Equity markets across Asia fell sharply at the week’s opening on March 9, with indices in Japan and South Korea leading regional losses following a steep rise in global oil prices, The Business Times reports.
Singapore’s benchmark Straits Times Index (STI) also opened 1.9% lower at 4,755.91 points. On the island, declining stocks heavily outnumbered gainers, with 249 losers versus 37 advancers, after around 166.9mn securities worth approximately $175.3mn were traded.
In addition, banking stocks in Singapore were among the hardest hit in early trading. Shares of DBS Bank fell 1.6%, declining by about $0.67 to $40.24. Meanwhile, OCBC Bank dropped 1.9%, slipping roughly $0.30 to $15.18, while United Overseas Bank (UOB) lost a full 2.3%, decreasing by $0.61 to $26.19.
The sell-off across Singapore and the region came about as crude oil prices surged above the $100 per barrel mark with West Texas Intermediate rising 20.8% to $109.78 per barrel, while Brent crude climbed 16.3% to hit $101.38 per barrel.
Energy-related stocks - as a result - were among the few gainers in early trading.
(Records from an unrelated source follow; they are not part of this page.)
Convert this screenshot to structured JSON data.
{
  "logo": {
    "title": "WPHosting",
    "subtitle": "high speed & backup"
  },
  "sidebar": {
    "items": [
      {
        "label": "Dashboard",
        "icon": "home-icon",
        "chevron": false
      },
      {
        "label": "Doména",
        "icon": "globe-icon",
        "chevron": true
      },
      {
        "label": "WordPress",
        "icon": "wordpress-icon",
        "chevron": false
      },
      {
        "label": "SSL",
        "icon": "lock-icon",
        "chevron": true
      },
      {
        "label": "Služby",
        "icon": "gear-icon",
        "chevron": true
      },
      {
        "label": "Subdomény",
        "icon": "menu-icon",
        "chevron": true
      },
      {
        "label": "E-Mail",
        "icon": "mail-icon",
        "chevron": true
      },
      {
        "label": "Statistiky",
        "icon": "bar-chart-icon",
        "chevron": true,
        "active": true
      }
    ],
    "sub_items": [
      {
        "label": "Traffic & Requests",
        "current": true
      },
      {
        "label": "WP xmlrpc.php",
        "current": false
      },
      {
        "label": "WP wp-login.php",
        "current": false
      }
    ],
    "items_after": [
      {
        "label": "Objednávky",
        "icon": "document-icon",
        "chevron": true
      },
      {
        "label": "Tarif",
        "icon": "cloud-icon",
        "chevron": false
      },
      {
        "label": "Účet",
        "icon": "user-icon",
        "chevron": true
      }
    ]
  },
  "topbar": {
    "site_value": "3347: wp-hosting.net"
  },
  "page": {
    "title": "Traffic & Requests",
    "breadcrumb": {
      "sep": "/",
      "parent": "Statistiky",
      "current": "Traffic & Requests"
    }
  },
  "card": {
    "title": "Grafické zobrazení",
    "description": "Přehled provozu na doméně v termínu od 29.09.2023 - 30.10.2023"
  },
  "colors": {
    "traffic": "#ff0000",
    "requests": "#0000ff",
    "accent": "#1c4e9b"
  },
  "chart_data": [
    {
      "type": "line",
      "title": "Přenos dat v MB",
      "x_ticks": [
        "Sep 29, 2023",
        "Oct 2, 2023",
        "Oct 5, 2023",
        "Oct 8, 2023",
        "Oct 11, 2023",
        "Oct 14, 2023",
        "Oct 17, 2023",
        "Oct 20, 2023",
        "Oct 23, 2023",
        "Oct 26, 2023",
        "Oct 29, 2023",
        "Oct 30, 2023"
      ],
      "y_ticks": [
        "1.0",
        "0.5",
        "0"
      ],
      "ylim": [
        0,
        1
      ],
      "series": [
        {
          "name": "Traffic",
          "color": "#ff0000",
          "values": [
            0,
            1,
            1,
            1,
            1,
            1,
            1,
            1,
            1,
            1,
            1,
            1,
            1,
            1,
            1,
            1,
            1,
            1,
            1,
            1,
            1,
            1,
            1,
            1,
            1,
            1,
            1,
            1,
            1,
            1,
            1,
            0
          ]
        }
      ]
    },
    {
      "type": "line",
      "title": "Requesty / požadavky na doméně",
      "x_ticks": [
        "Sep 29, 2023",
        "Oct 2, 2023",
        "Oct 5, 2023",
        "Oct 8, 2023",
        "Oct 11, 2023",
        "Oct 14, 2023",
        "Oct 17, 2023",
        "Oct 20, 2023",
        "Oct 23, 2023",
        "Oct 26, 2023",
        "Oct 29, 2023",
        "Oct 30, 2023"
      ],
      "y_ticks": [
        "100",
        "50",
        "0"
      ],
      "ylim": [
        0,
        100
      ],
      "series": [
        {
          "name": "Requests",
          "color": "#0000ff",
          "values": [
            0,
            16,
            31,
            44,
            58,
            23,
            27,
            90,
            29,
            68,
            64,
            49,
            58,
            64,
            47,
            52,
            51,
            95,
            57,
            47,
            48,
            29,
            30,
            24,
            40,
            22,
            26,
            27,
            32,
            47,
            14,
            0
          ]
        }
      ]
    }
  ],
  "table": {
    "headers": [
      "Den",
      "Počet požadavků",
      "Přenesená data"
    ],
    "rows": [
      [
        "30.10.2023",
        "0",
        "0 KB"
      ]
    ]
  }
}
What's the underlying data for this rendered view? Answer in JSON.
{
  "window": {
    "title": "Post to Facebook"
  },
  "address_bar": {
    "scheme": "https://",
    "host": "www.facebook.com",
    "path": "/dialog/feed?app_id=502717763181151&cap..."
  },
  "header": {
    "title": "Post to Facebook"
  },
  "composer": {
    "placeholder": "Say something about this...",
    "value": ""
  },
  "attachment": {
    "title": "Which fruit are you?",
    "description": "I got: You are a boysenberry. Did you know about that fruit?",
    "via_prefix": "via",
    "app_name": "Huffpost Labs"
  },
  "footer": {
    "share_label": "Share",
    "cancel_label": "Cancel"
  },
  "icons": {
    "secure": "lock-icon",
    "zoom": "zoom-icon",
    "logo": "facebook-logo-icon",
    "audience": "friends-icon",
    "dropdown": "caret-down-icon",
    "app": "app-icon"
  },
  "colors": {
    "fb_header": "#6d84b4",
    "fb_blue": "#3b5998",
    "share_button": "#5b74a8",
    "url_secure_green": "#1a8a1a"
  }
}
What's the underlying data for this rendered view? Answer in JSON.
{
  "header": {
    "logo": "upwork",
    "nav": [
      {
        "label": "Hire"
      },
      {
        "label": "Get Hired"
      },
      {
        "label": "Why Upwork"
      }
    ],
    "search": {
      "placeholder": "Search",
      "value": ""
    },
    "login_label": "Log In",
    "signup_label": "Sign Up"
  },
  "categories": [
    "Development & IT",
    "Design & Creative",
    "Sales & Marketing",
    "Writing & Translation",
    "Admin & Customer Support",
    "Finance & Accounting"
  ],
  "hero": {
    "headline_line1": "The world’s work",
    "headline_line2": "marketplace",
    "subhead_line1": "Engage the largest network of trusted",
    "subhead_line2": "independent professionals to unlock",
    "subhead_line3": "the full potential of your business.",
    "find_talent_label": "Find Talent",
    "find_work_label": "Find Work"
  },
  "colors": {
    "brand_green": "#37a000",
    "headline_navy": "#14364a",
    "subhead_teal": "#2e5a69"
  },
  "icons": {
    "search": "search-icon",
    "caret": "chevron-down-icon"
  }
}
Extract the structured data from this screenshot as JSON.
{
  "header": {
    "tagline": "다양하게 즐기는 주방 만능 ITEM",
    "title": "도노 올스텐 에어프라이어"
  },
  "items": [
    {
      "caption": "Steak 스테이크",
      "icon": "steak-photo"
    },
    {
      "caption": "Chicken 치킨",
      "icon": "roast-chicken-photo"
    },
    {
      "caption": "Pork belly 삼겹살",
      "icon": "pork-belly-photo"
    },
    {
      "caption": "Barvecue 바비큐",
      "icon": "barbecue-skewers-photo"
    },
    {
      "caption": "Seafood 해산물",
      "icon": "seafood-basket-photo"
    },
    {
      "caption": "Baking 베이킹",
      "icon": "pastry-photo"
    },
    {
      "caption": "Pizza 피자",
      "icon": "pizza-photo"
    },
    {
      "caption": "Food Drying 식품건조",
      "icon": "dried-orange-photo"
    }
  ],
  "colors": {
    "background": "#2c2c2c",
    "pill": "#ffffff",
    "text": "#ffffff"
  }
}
Rex International jumped 13.3%, rising by about $0.018 to $0.154, while Geo Energy Resources also increased 5.4%, gaining roughly $0.019 to $0.365.
In Southeast Asia, Malaysia’s FTSE Bursa Malaysia KLCI was also down 2% as of 9:30 am local time, despite a research note released on March 6 by BMI ranking Malaysia as having the fifth-lowest risk score among 24 emerging markets in terms of potential exposure to the economic fallout from the US–Israel–Iran conflict.
The assessment evaluated factors such as trade disruption linked to the effectively closed Strait of Hormuz, terms of trade, external balances, as well as fiscal and monetary policy resilience.
The report also noted that energy-exporting countries such as Malaysia, seen as up and coming in the region, could benefit from elevated gas prices. In contrast, dedicated energy importers like the Philippines and South Korea may face pressure on their currencies and increased strain on their balance of payments as oil prices remain elevated.